The preliminary Emancipation Proclamation

In July 1862, Lincoln discussed the proclamation with his cabinet. He drafted the preliminary proclamation. Secretary of War Edwin Stanton supported the Proclamation and advised the President to issue it after a major Union victory. In September 1862, the Battle of Antietam resulted in a victory for the Union, which Lincoln seized to issue the Preliminary Emancipation Proclamation.

On September 22, 1862, Lincoln called his cabinet into session and issued the Preliminary Emancipation Proclamation. According to Civil War historian James M. McPherson, Lincoln told cabinet members, “I made a solemn vow before God, that if General Lee was driven back from Pennsylvania, I would crown the result by the declaration of freedom to the slaves.”

The final proclamation was issued on January 1, 1863, affecting South Carolina, Mississippi, Florida, Alabama, Georgia, Louisiana, Texas, Virginia, Arkansas, and North Carolina.

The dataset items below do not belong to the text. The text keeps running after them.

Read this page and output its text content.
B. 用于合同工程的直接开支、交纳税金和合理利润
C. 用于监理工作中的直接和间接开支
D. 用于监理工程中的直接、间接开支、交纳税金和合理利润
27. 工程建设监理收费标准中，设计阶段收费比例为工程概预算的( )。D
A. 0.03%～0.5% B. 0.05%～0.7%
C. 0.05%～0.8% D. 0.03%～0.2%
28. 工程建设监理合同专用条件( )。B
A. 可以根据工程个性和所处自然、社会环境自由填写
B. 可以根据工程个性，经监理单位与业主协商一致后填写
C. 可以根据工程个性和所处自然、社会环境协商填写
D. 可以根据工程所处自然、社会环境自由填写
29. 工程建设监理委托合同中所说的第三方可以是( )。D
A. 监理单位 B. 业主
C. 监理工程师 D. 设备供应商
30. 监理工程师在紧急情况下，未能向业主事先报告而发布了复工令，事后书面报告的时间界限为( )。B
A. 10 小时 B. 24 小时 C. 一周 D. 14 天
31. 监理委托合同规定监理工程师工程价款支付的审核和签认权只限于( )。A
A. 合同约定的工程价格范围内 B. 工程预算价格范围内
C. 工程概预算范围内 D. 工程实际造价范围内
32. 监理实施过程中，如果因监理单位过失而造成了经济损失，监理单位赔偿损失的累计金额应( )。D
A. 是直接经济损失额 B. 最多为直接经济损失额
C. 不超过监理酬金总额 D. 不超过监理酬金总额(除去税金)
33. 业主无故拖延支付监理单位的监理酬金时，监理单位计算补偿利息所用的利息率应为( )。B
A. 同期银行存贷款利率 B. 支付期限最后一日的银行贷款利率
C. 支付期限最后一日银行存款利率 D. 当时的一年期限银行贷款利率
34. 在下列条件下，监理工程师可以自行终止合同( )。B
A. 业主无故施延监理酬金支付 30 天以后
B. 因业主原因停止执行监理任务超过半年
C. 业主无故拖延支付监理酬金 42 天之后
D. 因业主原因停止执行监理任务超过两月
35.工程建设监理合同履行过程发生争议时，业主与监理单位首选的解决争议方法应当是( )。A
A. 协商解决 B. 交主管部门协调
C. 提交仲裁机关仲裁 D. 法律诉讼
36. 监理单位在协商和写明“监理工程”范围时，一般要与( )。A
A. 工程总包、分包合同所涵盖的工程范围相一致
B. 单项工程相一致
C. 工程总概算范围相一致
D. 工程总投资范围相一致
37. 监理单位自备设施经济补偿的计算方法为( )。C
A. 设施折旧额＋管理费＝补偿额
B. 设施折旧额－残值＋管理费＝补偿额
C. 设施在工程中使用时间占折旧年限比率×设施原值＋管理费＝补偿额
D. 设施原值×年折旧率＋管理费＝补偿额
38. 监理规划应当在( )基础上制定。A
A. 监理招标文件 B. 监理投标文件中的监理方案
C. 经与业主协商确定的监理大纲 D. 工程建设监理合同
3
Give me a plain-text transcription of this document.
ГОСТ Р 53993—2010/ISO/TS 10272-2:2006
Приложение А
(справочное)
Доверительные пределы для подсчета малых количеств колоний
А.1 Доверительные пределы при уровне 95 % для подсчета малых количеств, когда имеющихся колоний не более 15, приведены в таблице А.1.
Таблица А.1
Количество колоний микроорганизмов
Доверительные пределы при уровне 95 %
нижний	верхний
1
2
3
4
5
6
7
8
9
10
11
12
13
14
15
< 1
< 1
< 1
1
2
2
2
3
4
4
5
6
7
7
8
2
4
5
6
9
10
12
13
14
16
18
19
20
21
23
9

The Emancipation Proclamation declared the freedom of over 3.5 million enslaved individuals in the United States. Although approximately 25,000 to 75,000 people were immediately emancipated in regions of the Confederate states where the U.S. Army was present, enforcement was delayed in some areas. Texas, the most remote state of the Confederacy with 250,000 slaves, learned of the Proclamation after its issuance, but the Union army had not yet reached the state to enforce it.

The Proclamation’s full implementation came after the surrender of Confederate forces in 1865. On June 19, Union Major General Gordon Granger arrived in Galveston, Texas, to enforce the Proclamation with General Order No. 3, effectively freeing all remaining slaves in the state. While the event is celebrated as the end of slavery (today Black Americans celebrate Juneteenth on June 19), it’s important to note that emancipation in the Union border states of Delaware and Kentucky did not occur until December 18, 1865, with the ratification of the Thirteenth Amendment, which abolished slavery and involuntary servitude.